Bruno Silva disse...

A economia pode não ser o centro da vida, mas é certamente o centro deste blog, portanto, se esse é o seu único argumento.. tenho a dizer que é descabido..

Natália Santos disse...

Esqueçamos quem está a dar a receita do empreendedorismo,e concentremo-nos neste - é mau, porquê ? Só se pode trabalhar por conta de outrem?
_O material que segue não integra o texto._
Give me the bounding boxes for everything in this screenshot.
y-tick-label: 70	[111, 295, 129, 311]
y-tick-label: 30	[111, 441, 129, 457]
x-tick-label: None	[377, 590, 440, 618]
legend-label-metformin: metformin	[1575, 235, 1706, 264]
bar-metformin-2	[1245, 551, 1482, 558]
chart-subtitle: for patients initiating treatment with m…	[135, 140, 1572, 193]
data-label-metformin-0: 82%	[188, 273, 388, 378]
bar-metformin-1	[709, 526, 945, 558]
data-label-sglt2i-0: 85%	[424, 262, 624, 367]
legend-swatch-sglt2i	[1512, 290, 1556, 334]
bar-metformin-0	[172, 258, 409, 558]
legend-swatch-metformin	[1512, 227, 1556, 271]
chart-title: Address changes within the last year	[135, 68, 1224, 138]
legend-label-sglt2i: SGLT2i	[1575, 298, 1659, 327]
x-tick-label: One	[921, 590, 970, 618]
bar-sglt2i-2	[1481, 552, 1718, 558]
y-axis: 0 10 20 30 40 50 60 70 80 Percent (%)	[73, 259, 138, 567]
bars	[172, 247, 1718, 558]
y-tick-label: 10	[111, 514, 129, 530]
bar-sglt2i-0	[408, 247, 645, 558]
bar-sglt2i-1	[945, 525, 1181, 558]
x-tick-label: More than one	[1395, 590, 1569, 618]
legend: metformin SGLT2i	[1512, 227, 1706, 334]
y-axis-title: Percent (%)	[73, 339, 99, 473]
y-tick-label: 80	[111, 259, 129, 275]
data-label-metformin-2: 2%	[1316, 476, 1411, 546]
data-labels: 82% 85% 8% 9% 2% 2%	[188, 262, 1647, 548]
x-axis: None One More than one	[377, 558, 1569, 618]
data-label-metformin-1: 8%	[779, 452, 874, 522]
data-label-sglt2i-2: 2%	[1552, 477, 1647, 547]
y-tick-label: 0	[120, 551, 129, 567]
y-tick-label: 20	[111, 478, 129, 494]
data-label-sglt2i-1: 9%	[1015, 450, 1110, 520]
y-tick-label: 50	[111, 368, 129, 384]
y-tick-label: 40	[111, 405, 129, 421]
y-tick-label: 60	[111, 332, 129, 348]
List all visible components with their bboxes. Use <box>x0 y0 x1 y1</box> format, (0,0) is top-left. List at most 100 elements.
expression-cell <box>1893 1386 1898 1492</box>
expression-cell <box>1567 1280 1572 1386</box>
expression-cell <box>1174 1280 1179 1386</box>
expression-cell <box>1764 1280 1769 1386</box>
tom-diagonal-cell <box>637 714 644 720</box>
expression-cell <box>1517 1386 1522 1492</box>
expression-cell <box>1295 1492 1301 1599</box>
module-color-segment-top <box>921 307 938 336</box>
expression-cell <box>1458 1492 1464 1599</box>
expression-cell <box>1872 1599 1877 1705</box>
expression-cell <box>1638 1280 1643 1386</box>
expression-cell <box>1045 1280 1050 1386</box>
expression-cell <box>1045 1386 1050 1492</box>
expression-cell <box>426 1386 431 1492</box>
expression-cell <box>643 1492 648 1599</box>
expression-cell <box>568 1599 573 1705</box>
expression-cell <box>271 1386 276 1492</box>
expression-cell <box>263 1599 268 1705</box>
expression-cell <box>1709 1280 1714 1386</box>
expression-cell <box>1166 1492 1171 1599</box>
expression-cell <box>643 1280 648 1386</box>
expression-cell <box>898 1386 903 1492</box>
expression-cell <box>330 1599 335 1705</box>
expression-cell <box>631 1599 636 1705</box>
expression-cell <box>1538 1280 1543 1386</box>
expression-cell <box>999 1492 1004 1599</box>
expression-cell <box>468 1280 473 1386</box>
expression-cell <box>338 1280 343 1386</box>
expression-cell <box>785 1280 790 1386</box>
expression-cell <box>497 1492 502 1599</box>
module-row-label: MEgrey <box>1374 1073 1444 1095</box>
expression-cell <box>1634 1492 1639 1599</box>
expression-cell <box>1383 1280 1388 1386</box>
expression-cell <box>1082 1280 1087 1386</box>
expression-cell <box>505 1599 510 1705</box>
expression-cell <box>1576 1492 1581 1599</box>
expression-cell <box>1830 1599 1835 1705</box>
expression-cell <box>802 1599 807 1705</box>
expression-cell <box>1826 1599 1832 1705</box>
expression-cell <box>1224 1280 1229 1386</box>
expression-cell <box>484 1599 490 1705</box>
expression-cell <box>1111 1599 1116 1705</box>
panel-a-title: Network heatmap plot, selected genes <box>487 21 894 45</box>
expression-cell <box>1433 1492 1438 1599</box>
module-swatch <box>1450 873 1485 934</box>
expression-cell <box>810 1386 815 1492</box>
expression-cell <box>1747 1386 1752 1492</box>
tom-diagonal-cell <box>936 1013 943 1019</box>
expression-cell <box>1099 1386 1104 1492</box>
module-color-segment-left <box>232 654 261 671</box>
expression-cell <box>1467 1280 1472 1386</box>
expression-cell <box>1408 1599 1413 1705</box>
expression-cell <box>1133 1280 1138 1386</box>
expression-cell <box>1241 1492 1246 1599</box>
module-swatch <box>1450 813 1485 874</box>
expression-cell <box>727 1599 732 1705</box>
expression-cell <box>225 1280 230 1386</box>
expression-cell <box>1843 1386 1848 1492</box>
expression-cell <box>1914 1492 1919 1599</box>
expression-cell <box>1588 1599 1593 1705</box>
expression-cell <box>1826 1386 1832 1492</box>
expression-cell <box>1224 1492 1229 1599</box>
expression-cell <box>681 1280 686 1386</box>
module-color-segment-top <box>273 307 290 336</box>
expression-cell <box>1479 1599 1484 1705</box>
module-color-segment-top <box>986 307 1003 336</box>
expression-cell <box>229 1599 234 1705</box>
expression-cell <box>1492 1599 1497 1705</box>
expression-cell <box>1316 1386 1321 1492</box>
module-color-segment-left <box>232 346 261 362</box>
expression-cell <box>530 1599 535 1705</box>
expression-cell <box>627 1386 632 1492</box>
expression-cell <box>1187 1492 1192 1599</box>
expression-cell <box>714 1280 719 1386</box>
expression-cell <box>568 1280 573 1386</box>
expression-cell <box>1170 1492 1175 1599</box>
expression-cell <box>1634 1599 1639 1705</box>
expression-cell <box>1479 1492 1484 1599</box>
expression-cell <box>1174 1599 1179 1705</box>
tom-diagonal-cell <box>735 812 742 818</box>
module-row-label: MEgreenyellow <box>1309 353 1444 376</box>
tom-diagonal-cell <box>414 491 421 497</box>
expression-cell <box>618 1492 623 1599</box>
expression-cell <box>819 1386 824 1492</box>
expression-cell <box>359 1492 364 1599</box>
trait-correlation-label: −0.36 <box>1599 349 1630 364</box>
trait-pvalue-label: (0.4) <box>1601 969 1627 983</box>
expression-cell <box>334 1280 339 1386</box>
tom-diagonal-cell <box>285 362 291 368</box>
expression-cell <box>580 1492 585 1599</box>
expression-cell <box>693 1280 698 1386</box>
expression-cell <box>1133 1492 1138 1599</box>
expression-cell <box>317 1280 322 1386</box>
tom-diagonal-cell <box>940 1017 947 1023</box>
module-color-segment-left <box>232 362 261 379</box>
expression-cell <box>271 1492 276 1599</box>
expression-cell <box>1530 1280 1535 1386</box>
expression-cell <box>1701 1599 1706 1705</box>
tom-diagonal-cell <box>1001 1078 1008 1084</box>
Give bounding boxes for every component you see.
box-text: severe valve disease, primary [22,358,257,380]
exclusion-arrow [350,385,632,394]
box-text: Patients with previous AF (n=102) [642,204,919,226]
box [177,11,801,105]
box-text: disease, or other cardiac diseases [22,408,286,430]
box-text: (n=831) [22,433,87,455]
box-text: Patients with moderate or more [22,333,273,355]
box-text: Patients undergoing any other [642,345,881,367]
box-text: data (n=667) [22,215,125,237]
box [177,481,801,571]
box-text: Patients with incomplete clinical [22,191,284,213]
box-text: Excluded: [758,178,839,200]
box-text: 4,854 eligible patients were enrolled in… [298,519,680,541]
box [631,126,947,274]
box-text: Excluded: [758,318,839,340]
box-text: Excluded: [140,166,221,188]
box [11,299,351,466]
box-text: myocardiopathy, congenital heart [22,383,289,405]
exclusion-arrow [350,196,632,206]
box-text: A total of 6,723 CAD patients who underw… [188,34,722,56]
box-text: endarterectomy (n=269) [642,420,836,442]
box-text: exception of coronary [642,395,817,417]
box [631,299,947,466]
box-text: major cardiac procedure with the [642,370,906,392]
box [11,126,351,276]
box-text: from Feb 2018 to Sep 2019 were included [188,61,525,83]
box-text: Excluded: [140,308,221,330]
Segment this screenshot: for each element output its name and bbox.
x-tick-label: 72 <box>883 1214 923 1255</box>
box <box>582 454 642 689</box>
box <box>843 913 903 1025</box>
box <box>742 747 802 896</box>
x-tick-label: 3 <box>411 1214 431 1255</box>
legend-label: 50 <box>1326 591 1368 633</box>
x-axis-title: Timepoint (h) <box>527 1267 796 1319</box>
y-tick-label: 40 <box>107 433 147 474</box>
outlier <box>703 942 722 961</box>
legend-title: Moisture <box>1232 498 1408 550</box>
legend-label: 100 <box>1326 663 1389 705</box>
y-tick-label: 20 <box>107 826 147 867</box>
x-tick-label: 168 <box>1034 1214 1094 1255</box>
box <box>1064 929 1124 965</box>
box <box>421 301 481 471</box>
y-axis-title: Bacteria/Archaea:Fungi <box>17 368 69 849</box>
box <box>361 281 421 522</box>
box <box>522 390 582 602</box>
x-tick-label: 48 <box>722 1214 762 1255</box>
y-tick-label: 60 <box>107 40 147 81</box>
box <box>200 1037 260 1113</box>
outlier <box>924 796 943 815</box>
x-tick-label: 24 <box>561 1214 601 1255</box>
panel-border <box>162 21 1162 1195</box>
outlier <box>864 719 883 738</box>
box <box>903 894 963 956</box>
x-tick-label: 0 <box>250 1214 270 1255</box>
Esses que dão emprego não são empreendededores ?
Por um lado odeiam-se os patrões, mas só é correcto se se for assalariado ?

Natália Santos disse...

Somos como peixes num aquário, uns são de esquerda,outros de extrema esquerda, outros de direita, outros nem assim nem assado, mas há quem nos queira convencer que consegue respirar fora do aquário. Porque é que os economistas de esquerda também não dizem a verdade? Eu olho e vejo, não ao nível das palavras e das teorias, mas ao nível dos actos, como a esquerda parece respirar bem dentro do aquário do qual não sai!

LPedroMachado disse...

Quem tem mente de proletário não consegue perceber o capitalismo, por mais cursos universitários que tire.

nina disse...

Simples Natália , os economistas , sejam de esquerda ou direita , ainda não conseguiram sair do mito do crescimento e ainda não perceberam que todas as teorias anteriores assentavam em sociedades com guerras periódicas que destruiam tudo.
Pense lá , por exemplo , no sector de construção civil ( materiais de construção incluídos) europeu a par da demografia : acha que se vão continuar a construir casas?